ITV currently has a 50 per cent interest in GMTV, with SMG and The Walt Disney Company Limited (Disney) holding 25 per cent each. On 10 May 2004, ITV announced that it had agreed to acquire SMG's shareholding. This triggers an option for Disney to bid for all or some of SMG's holdings, or to sell its own holdings. This process will not be resolved within the timetable of this inquiry. The structure of the final transaction and ITV's ultimate level of shareholding is therefore unknown, although ITV had asked the OFT to assume that it will increase its shareholding to either 66.7 per cent or 75 per cent on the grounds that the difference to the assessment between these levels is immaterial. As any increase in ITV's level of shareholding beyond 50 per cent (up to 100 per cent) amounts to the acquisition of a controlling interest in GMTV the OFT has in this case examined the proposed transaction, on the basis that ITV will exercise control over GMTV, enabling it, for example, to merge the ITV and GMTV
 
 advertising sales houses should it wish do so. The administrative deadline expires  on 17 September 2004.

JURISDICTION

As a result of this transaction, ITV and GMTV will cease to be distinct. The UK turnover of GMTV exceeds £70 million, so the turnover test in section 23(1)(b) of the Enterprise Act 2002 (the Act) is satisfied. The OFT therefore believes that it is the case that arrangements are in progress or in contemplation which, if carried into effect, will result in the creation of a relevant merger situation.

ASSESSMENT

The parties overlap in programme acquisition and supply, and in the supply of TV advertising, in particular for housewives, housewives with children and children. The former raises no issues due to the small scale of GMTV's acquisition and production.

As to the supply of TV advertising, the overall evidence as to the degree to which GMTV and ITV offer customers competing or complementary advertising time is mixed. Two concerns were raised. The first alleged that the transaction would increase ITV's ability and incentive to conditionally sell. As no supporting evidence was produced that ITV currently breaches Ofcom regulations or that the merger would facilitate or incentivise such conduct, this concern was dismissed.

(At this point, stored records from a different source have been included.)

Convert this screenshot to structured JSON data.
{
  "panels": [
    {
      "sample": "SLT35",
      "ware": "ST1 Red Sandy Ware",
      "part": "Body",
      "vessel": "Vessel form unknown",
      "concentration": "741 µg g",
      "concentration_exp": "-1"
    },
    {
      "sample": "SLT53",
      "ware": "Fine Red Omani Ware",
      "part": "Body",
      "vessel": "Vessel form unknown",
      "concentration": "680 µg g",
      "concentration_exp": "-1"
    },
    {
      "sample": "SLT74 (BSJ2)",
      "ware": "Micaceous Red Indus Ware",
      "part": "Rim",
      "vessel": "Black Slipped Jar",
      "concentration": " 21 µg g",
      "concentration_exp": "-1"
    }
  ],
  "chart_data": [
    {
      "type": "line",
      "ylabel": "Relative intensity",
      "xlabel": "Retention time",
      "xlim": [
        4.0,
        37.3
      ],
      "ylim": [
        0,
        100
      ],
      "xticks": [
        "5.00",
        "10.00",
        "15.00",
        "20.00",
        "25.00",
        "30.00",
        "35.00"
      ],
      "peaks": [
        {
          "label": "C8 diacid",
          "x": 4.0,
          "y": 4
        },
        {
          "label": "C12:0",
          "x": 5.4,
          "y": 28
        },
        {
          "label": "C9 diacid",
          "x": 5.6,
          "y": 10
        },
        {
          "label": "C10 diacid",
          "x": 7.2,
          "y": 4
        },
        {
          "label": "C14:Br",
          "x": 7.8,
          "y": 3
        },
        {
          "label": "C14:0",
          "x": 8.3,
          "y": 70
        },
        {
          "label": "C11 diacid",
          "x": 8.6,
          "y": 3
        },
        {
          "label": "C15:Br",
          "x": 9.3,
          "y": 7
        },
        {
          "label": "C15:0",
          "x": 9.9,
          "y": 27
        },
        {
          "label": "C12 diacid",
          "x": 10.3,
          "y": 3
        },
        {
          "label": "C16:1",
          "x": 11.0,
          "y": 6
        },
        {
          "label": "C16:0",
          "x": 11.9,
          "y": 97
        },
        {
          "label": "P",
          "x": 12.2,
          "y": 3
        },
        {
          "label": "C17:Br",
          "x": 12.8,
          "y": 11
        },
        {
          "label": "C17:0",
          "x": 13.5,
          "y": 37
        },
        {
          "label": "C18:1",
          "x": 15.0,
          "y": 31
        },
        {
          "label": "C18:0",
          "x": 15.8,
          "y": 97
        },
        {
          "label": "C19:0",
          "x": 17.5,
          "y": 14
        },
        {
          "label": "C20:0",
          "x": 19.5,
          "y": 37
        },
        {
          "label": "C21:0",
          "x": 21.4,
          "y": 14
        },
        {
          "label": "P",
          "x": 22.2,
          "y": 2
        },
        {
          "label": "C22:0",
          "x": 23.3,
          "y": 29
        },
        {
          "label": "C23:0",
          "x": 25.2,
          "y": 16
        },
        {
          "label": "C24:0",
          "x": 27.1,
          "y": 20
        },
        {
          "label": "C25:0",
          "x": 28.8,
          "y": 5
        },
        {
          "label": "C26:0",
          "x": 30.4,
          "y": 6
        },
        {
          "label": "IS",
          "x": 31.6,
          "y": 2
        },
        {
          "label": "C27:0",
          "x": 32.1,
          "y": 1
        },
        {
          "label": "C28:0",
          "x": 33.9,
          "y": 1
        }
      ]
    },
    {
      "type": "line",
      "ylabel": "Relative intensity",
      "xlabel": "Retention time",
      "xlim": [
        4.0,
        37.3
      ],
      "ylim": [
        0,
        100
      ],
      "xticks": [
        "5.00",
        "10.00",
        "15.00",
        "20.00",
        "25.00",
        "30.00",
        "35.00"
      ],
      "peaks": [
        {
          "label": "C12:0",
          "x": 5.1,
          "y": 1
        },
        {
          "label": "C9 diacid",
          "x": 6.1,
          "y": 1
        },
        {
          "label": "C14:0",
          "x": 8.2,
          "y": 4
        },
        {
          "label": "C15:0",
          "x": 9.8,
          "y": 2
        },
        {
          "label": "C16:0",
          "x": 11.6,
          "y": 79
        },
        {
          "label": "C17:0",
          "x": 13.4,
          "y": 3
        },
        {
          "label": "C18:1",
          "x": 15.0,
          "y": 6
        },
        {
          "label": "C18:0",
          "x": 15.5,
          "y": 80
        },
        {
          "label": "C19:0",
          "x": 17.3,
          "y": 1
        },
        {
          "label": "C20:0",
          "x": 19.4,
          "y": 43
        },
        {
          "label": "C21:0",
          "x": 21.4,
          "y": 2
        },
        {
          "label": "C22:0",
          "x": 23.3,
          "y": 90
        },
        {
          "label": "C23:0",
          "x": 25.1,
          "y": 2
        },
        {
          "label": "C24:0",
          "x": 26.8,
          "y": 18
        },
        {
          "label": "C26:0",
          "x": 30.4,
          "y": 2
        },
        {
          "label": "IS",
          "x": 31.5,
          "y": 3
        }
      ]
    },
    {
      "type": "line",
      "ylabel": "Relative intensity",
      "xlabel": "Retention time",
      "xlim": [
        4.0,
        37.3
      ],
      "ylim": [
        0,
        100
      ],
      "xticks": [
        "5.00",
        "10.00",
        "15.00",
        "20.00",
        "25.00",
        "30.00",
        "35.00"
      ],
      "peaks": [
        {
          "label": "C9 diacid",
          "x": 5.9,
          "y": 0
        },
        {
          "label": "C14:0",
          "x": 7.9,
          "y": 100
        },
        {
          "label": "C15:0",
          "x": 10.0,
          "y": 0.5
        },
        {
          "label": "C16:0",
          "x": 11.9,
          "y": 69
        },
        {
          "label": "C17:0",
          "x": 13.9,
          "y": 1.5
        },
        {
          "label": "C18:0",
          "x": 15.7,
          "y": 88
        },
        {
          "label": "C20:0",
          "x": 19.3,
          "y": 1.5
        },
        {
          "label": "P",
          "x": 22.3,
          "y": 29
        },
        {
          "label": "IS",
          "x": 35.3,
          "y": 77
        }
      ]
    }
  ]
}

The second concern related to the merged firm's (increased) ability to price discriminate, as established by the CC in relation to the sale of ITV airtime, against those customers with a less elastic demand for GMTV's three demographics, in particular children.

On the face of it, GMTV has a small (3-4 per cent) share of children's impacts, suggesting it would be easy to substitute other channels in the event of a price increase. Indeed, non-terrestrial TV channels appear to have a particularly high penetration for children. Even adjusting for impacts derived from slots where mostly children are watching and for child orientated channels, using internal documents supplied by a concerned third party, the difference was very small. This position is further supported by audited figures and third party evidence on expenditure by relevant advertisers.

Price differences between channels may affect the efficiency of substitution if reaching the same coverage is significantly more expensive. ITV's coverage data suggests that is not the case. Although third party data, also produced for this enquiry, suggest GMTV is a cheaper option than others, it is so only marginally. Balancing these conflicting data against the weight of other evidence suggests that other channels are substitutes that effectively constrain ITV post-merger. This, together with GMTV's modest position in the demographics in question on all bases considered, renders it unrealistic to suggest that the merger may lessen competition substantially in respect of TV advertising.

Consequently, the OFT does not believe that it is or may be the case that the merger may be expected to result in a substantial lessening of competition within a market or markets in the United Kingdom.

DECISION

This merger will therefore not be referred to the Competition Commission under section 33(1) of the Act.